WVPB's state radio network includes eleven full-powered stations and seven low-powered translators, all on the FM band. The state network carries programs from NPR, PRI and other distributors, as well as classical and folk music. WVPB produces original weekly programs, including EclecTopia, A Change of Tune, Inside Appalachia and Sidetracks, plus the nationally distributed Mountain Stage. The network was known as "West Virginia Public Radio" until WVPB's 2015 transition to a single brand.

===FM stations===

| Call sign | Frequency | City of license | Facility ID | Class | ERP (W) | Height (m (ft)) | Transmitter coordinates |
|---|---|---|---|---|---|---|---|
| WVBY | 91.7 FM | Beckley | 71689 | B | 10,400 | 280 m (920 ft) | 37°53′46″N 80°59′21″W﻿ / ﻿37.89611°N 80.98917°W |
| WVBL | 88.5 FM | Bluefield | 173309 | B | 50,000 | 31.5 m (103 ft) | 37°16′33.6″N 81°15′3.6″W﻿ / ﻿37.276000°N 81.251000°W |
| WVPW | 88.9 FM | Buckhannon | 71687 | B | 14,000 | 259 m (850 ft) | 39°2′4″N 80°33′47″W﻿ / ﻿39.03444°N 80.56306°W |
| WVPB | 88.5 FM | Charleston | 70604 | B | 44,000 | 134.2 m (440 ft) | 38°22′34.3″N 81°39′24″W﻿ / ﻿38.376194°N 81.65667°W |
| WVWV | 89.9 FM | Huntington | 71656 | B | 8,100 | 355 m (1,165 ft) | 38°29′41″N 82°12′3″W﻿ / ﻿38.49472°N 82.20083°W |
| WVEP | 88.9 FM | Martinsburg | 70643 | B | 3,600 | 473 m (1,552 ft) | 39°8′38″N 78°26′9″W﻿ / ﻿39.14389°N 78.43583°W |
| WVKM | 106.7 FM | Matewan | 67039 | C3 | 4,300 | 229 m (751 ft) | 37°36′49.0″N 82°11′22.0″W﻿ / ﻿37.613611°N 82.189444°W |
| WVPM | 90.9 FM | Morgantown | 70645 | B | 5,000 | 439 m (1,440 ft) | 39°41′45″N 79°45′45″W﻿ / ﻿39.69583°N 79.76250°W |
| WVPG | 90.3 FM | Parkersburg | 70642 | B1 | 9,000 | 98 m (322 ft) | 39°12′44″N 81°35′30″W﻿ / ﻿39.21222°N 81.59167°W |
| WVDS | 89.5 FM | Petersburg | 71659 | B | 10,000 | 321.9 m (1,056 ft) | 39°11′6.2″N 79°18′14.5″W﻿ / ﻿39.185056°N 79.304028°W |
| WSHC | 89.7 FM | Shepherdstown | 71678 | A | 950 | −3 m (−10 ft) | 39°25′51.6″N 77°48′18″W﻿ / ﻿39.431000°N 77.80500°W |
| WVWS | 89.3 FM | Webster Springs | 176879 | A | 850 | 265 m (869 ft) | 38°35′46.4″N 80°23′54.4″W﻿ / ﻿38.596222°N 80.398444°W |
| WVNP | 89.9 FM | Wheeling | 71658 | B | 25,000 | 152 m (499 ft) | 40°12′58″N 80°33′31″W﻿ / ﻿40.21611°N 80.55861°W |

Notes:

====Translators====
In addition to five low-powered, separate-frequency translators, two low-powered boosters also extend coverage. Boosters are licensed on the same frequency as the parent station but at a different location. They are given the same callsign as the parent station with a number added to differentiate the transmitter site.

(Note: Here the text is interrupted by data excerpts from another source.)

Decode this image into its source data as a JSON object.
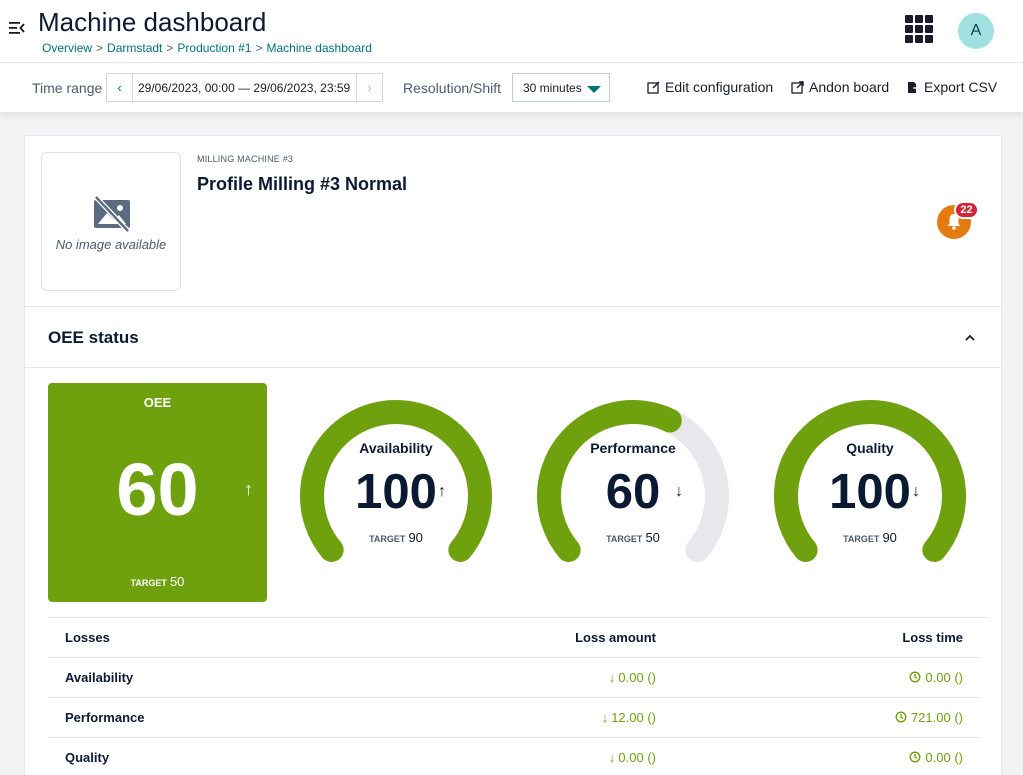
{
  "header": {
    "title": "Machine dashboard",
    "breadcrumb": [
      "Overview",
      "Darmstadt",
      "Production #1",
      "Machine dashboard"
    ],
    "avatar_initial": "A"
  },
  "toolbar": {
    "time_range_label": "Time range",
    "time_range_value": "29/06/2023, 00:00 — 29/06/2023, 23:59",
    "resolution_label": "Resolution/Shift",
    "resolution_value": "30 minutes",
    "edit_label": "Edit configuration",
    "andon_label": "Andon board",
    "export_label": "Export CSV"
  },
  "machine": {
    "subtitle": "MILLING MACHINE #3",
    "name": "Profile Milling #3 Normal",
    "no_image_text": "No image available",
    "alert_count": "22"
  },
  "oee_status": {
    "title": "OEE status",
    "oee": {
      "label": "OEE",
      "value": "60",
      "target_label": "TARGET",
      "target": "50",
      "trend": "↑"
    },
    "gauges": [
      {
        "label": "Availability",
        "value": "100",
        "target_label": "TARGET",
        "target": "90",
        "trend": "↑",
        "fraction": 1.0
      },
      {
        "label": "Performance",
        "value": "60",
        "target_label": "TARGET",
        "target": "50",
        "trend": "↓",
        "fraction": 0.6
      },
      {
        "label": "Quality",
        "value": "100",
        "target_label": "TARGET",
        "target": "90",
        "trend": "↓",
        "fraction": 1.0
      }
    ],
    "gauge_color": "#6fa10e",
    "gauge_track_color": "#e6e8ec"
  },
  "losses": {
    "headers": {
      "losses": "Losses",
      "amount": "Loss amount",
      "time": "Loss time"
    },
    "rows": [
      {
        "name": "Availability",
        "amount": "0.00 ()",
        "time": "0.00 ()"
      },
      {
        "name": "Performance",
        "amount": "12.00 ()",
        "time": "721.00 ()"
      },
      {
        "name": "Quality",
        "amount": "0.00 ()",
        "time": "0.00 ()"
      }
    ]
  }
}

| Call sign | Frequency (MHz) | City of license | Facility ID | Class | ERP (W) | Height (m (ft)) | Rebroadcasts |
|---|---|---|---|---|---|---|---|
| WVEP-FM1 | 88.9 | Charles Town | 161967 | D | 210 | 63 m (207 ft) | WVEP (via booster) |
| W297AA | 107.3 | Clarksburg | 71684 | D | 95 | 146.4 m (480 ft) | WVPW |
| W203AE | 88.5 | Elkins | 71686 | D | 10 | 364 m (1,194 ft) | WVPW |
| W220BK | 91.9 | Logan | 81396 | D | 10 | 214 m (702 ft) | WVBY |
| W218AT | 91.5 | Union | 70646 | D | 17 | 387 m (1,270 ft) | WVBY |
| WVNP-FM1 | 89.9 | Wheeling | 161955 | D | 41 | 176 m (577 ft) | WVNP (via booster) |
| W217CH | 91.7 | Williamson | 71664 | D | 10 | 256 m (840 ft) | WVPB |

==Website and online services==
West Virginia Public Broadcasting maintains a website with West Virginia news and free access to original video and audio productions. It also provides its videos through its YouTube page.

WVPB also operates a free website with educational videos and games for teachers, parents and students called West Virginia LearningMedia, part of PBS LearningMedia.